This subject is not for the faint hearted; nothing in this area is as simple as we would all like it to be. Massive advances in character display technology, standards, tools and protocols have occurred over time. However the globalization of systems and databases has increased the frequency with which these standards are being mixed together.
Some examples of real world problems will suffice to raise the awareness of important issues.
It is true that accents on characters make them sound different but in most countries the error rate and variation in the use of accented characters is very high.
It is true that today’s keyboard and code pages support accented forms, however many users still key the countries old conventions where two adjacent characters are used instead, or simply leave the special characters out.
We have found that databases in some countries suffer from non-standard versions of the local codepage standard. Fixing this still means that old data has different characters.
Moving data between tools sometimes converts characters without your knowledge. Some tools convert from EBCDIC to BCD and then back losing information. Some processes convert ASCII to EBCDIC and back inconsistently.
One terminal in a network set up with the wrong Code Page can cause database maintenance errors.
In a site in Chile we saw a large database where some terminals were using a USA English code page, others with a European Spanish code page, and others with a Latin America code page. This led to users continuously correcting and re-correcting the accented characters in a name and still each user was unable to see a correct form of the data. The net result is a very corrupt customer file.
DBCS encoding for Japan and China suffers from having several standards. This leads to increased complexity when sharing or comparing data from different sources.
The fact that people sharing data around the world can not read the same character sets as each other leads to names and addresses necessarily being recorded twice, once in a local form and also in an international form.

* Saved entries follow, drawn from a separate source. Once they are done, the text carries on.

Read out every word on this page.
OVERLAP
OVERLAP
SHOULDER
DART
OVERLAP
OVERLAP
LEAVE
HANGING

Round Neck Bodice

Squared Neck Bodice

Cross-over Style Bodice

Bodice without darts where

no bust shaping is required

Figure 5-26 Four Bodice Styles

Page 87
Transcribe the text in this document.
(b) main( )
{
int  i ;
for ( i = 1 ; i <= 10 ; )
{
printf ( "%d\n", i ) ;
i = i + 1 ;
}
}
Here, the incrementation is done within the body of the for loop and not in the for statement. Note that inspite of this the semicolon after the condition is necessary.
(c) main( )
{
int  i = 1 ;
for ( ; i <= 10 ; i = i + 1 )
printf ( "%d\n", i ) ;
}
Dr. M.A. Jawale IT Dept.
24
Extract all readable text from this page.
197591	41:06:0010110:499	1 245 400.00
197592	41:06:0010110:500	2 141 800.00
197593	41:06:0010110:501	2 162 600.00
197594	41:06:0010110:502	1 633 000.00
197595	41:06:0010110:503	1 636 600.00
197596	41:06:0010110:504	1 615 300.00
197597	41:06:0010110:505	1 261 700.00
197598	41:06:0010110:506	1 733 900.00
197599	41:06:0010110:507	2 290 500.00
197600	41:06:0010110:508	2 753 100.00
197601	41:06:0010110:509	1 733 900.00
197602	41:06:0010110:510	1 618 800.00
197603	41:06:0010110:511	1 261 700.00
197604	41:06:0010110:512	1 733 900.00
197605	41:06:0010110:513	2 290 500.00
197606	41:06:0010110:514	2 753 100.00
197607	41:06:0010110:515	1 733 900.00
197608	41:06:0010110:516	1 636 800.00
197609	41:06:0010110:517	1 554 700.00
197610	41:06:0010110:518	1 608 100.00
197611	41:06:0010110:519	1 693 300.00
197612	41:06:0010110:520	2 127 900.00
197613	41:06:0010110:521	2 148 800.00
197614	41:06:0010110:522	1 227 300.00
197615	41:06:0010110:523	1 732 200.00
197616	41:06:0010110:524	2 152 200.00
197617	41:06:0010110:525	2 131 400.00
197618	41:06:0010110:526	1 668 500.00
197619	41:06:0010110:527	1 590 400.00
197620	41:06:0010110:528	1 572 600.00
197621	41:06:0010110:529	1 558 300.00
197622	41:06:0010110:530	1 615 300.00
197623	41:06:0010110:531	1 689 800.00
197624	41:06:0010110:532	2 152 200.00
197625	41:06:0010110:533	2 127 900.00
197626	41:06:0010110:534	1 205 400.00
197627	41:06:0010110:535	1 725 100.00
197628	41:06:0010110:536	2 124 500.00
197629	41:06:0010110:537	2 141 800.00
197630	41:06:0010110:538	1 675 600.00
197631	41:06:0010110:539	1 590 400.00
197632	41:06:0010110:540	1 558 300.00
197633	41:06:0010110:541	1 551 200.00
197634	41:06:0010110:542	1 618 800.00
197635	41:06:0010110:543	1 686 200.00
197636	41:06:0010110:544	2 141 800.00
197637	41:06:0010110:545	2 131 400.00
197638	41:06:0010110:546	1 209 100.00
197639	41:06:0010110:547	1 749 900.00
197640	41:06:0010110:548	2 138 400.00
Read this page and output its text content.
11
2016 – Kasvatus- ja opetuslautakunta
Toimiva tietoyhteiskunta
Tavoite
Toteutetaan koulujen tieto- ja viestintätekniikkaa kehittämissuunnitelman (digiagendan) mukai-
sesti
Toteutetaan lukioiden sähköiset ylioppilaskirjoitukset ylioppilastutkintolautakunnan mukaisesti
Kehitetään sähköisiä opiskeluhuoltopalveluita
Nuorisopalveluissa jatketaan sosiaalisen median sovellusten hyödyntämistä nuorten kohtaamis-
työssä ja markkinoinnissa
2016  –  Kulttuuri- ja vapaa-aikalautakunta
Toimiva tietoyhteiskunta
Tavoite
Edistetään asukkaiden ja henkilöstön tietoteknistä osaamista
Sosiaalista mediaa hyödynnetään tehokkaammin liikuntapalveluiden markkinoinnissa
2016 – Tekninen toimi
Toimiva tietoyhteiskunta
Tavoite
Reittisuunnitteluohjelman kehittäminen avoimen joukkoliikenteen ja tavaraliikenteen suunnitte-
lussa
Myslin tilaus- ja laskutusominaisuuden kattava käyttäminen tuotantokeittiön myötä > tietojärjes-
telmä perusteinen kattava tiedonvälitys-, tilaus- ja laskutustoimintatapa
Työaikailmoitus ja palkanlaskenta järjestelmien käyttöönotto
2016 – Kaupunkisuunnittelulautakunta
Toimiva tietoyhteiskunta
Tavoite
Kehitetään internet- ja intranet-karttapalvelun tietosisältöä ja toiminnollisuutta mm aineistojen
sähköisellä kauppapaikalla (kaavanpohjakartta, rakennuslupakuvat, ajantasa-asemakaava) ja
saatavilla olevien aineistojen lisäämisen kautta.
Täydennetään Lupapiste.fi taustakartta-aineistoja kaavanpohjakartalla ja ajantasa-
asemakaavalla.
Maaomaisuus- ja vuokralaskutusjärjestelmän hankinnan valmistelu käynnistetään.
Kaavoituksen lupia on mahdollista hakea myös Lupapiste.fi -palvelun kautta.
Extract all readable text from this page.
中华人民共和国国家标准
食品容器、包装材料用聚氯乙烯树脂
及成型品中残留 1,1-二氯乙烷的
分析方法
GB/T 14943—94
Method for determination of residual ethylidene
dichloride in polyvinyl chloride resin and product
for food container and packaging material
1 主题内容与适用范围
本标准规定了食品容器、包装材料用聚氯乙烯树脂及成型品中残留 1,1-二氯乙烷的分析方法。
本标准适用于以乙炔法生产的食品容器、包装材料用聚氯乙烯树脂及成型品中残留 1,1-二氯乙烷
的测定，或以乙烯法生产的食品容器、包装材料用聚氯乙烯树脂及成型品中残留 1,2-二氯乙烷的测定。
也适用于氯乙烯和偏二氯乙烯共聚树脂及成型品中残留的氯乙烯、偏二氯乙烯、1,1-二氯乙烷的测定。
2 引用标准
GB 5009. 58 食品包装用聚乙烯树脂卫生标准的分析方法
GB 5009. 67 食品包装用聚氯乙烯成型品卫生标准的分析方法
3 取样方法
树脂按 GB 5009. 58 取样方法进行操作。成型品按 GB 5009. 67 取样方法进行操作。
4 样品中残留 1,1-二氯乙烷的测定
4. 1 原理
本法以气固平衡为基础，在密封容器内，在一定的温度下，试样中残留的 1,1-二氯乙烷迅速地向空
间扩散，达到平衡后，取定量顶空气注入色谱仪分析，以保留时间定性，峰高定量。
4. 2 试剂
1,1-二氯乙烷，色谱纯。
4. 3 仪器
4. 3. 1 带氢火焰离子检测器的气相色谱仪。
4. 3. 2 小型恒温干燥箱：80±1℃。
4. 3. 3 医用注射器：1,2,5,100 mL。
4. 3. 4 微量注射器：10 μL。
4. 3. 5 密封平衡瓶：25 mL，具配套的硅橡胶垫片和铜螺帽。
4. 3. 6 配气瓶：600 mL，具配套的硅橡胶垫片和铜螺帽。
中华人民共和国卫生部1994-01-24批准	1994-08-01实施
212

In some cases this leads to the wrong form being used in the two fields, or even unrelated names being used in each field.
There are mixed protocols for handling foreign words, such as in Israel where sometimes Hebrew phonetic forms for a foreign name are used rather than the original Roman characters, or in Japan sometimes using Romanji and at other times using Katakana for a foreign word.
Different code pages and data entry conventions involving foreign data increase the complexity and error in identity data and this in turn increases the complexity of the algorithms needed to overcome the error and variation.